SUPERMAN RETURNS (2006) – 20e anniversaire

Superman Returns occupe une place singulière dans l’histoire récente du cinéma de super-héros, car il ne se contente pas de réactiver une mythologie populaire : il tente de la prolonger comme si le temps s’était arrêté entre 1980 et 2006, comme si l’héritage du cinéma de Richard Donner (The Omen) demeurait un repère indépassable. Cette approche confère au film une forme de solennité, parfois superbe, parfois contraignante. Il en résulte une œuvre mélancolique, techniquement ambitieuse, mais constamment tiraillée entre la fidélité à un passé qu’elle vénère et la nécessité de s’affirmer en tant que création autonome. C’est dans cet entre-deux que réside encore aujourd’hui l’intérêt du film de Bryan Singer (X-Men), un objet de cinéma où se croisent nostalgie, innovation technologique, romantisme tragique et réflexions mythologiques.

L’histoire chaotique de sa production explique en grande partie cette hybridité. Durant plus d’une décennie, Warner Bros. multiplia les tentatives pour relancer la franchise Superman, débouchant sur ce que la presse d’Hollywood qualifia de « longest development hell in studio history ». Les projets successifs de Tim Burton (Batman), les scripts réécrits à l’infini supervisés par Jon Peters (Batman), l’implication de Kevin Smith (Clerks), ou encore les propositions de McG (Charlie’s Angels) culminèrent dans une succession d’impasses. Lorsque Bryan Singer accepte finalement la réalisation, il impose une idée à contre-courant des tendances hollywoodiennes : plutôt que de redémarrer la franchise, il propose une suite spirituelle s’inscrivant directement dans la continuité des films de Donner et Richard Lester (A Hard Day’s Night), tout en évacuant Superman III et IV. Ce choix, impose d’emblée au film un rapport presque religieux à son héritage.

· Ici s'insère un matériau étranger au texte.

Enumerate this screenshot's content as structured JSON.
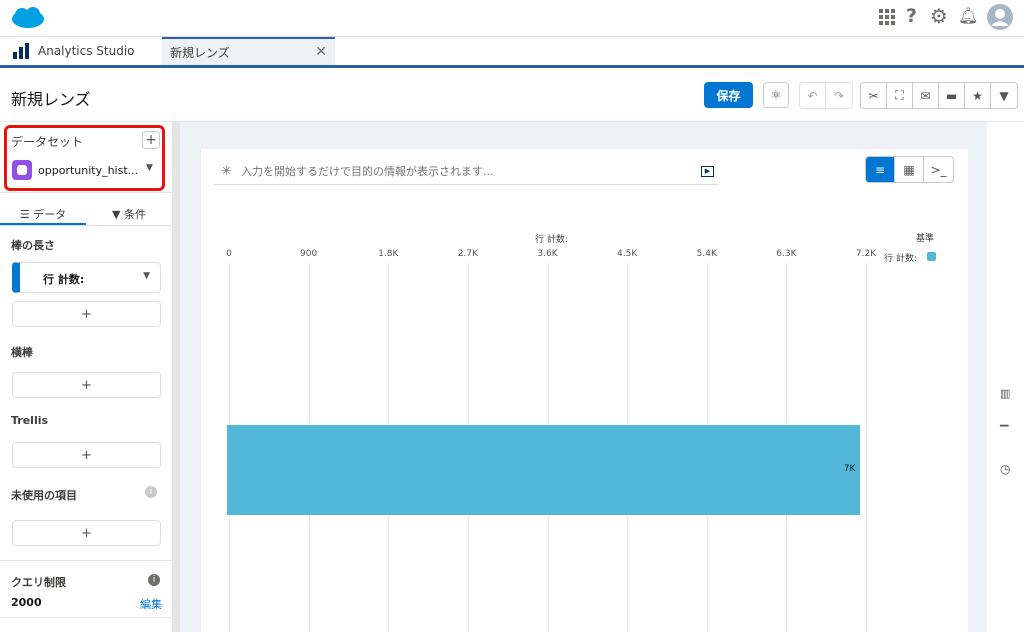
{
  "header": {
    "icons": [
      "salesforce-cloud-logo",
      "app-launcher-icon",
      "help-icon",
      "setup-gear-icon",
      "notification-bell-icon",
      "user-avatar"
    ]
  },
  "tabs": [
    {
      "label": "Analytics Studio"
    },
    {
      "label": "新規レンズ"
    }
  ],
  "title": "新規レンズ",
  "toolbar": {
    "save_label": "保存"
  },
  "left": {
    "dataset_label": "データセット",
    "dataset_name": "opportunity_hist...",
    "tab_data": "データ",
    "tab_filter": "条件",
    "bar_length_label": "棒の長さ",
    "measure": "行 計数:",
    "bars_label": "横棒",
    "trellis_label": "Trellis",
    "unused_label": "未使用の項目",
    "add": "+",
    "query_limit_label": "クエリ制限",
    "query_limit_value": "2000",
    "edit_link": "編集"
  },
  "search": {
    "placeholder": "入力を開始するだけで目的の情報が表示されます..."
  },
  "colors": {
    "accent": "#0176d3",
    "bar": "#52b7d8",
    "highlight": "#e8140c"
  },
  "chart_data": {
    "type": "bar",
    "orientation": "horizontal",
    "xlabel": "行 計数:",
    "ticks": [
      "0",
      "900",
      "1.8K",
      "2.7K",
      "3.6K",
      "4.5K",
      "5.4K",
      "6.3K",
      "7.2K"
    ],
    "xlim": [
      0,
      7200
    ],
    "categories": [
      ""
    ],
    "series": [
      {
        "name": "行 計数:",
        "values": [
          7130
        ]
      }
    ],
    "data_labels": [
      "7K"
    ],
    "legend_title": "基準",
    "legend_position": "top-right",
    "grid": true
  }
}
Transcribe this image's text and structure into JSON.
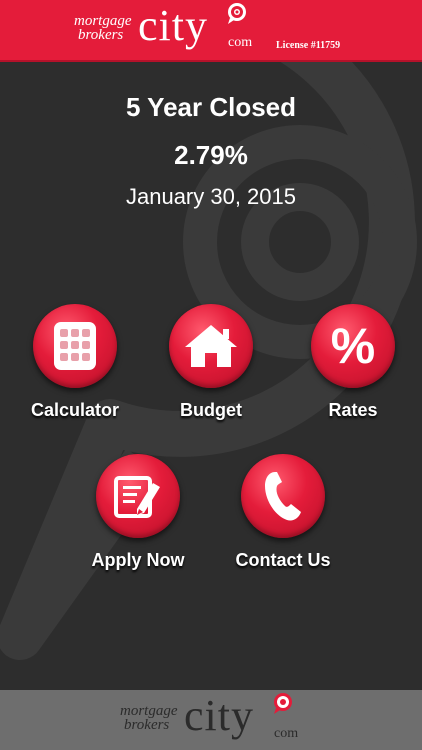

Cette fidélité aux codes et à la grammaire visuelle du film de 1978 est perceptible dès les premières secondes. Le générique, brillant d’un bleu céleste iconique, se recompose presque à l’identique, accompagné de la partition restaurée de John Williams (Star Wars). La photographie de Newton Thomas Sigel (Drive) travaille des lumières et des teintes rappelant volontairement le style néoclassique de Geoffrey Unsworth (2001: A Space Odyssey). Metropolis apparaît comme une ville rêvée, rétrofuturiste, figée dans une esthétique d’entre-deux époques, à mi-chemin entre une modernité discrète et l’Amérique idéalisée de 1978. C’est là que commence la tension fondamentale du film : en se présentant comme une continuation directe, Superman Returns se place volontairement sous l’ombre tutélaire d’un classique indépassable, au risque de s’interdire toute réinvention profonde.

Cette dépendance esthétique et narrative affecte directement les performances des acteurs, à commencer par celle de Kevin Spacey (American Beauty) dans le rôle de Lex Luthor. Là où l’acteur aurait pu proposer une incarnation véritablement sombre, brutale, glaciale, à l’image de la cruauté contrôlée qu’il maîtrisait déjà, le film l’enferme dans un modèle hérité de Gene Hackman (Unforgiven). Les intonations volontairement théâtrales, les envolées ironiques, la dynamique avec ses acolytes comiques, tout semble rappeler le Lex Luthor de 1978. On regrette que Spacey ne puisse déployer pleinement la puissance malveillante qu’il laisse entrevoir. Sa performance demeure brillante, mais bridée, comme si Singer craignait d’altérer la forme de légèreté malicieuse inscrite dans le modèle original. Le film se retrouve ainsi partagé entre deux directions : l’hommage et la réinvention, sans jamais trancher clairement.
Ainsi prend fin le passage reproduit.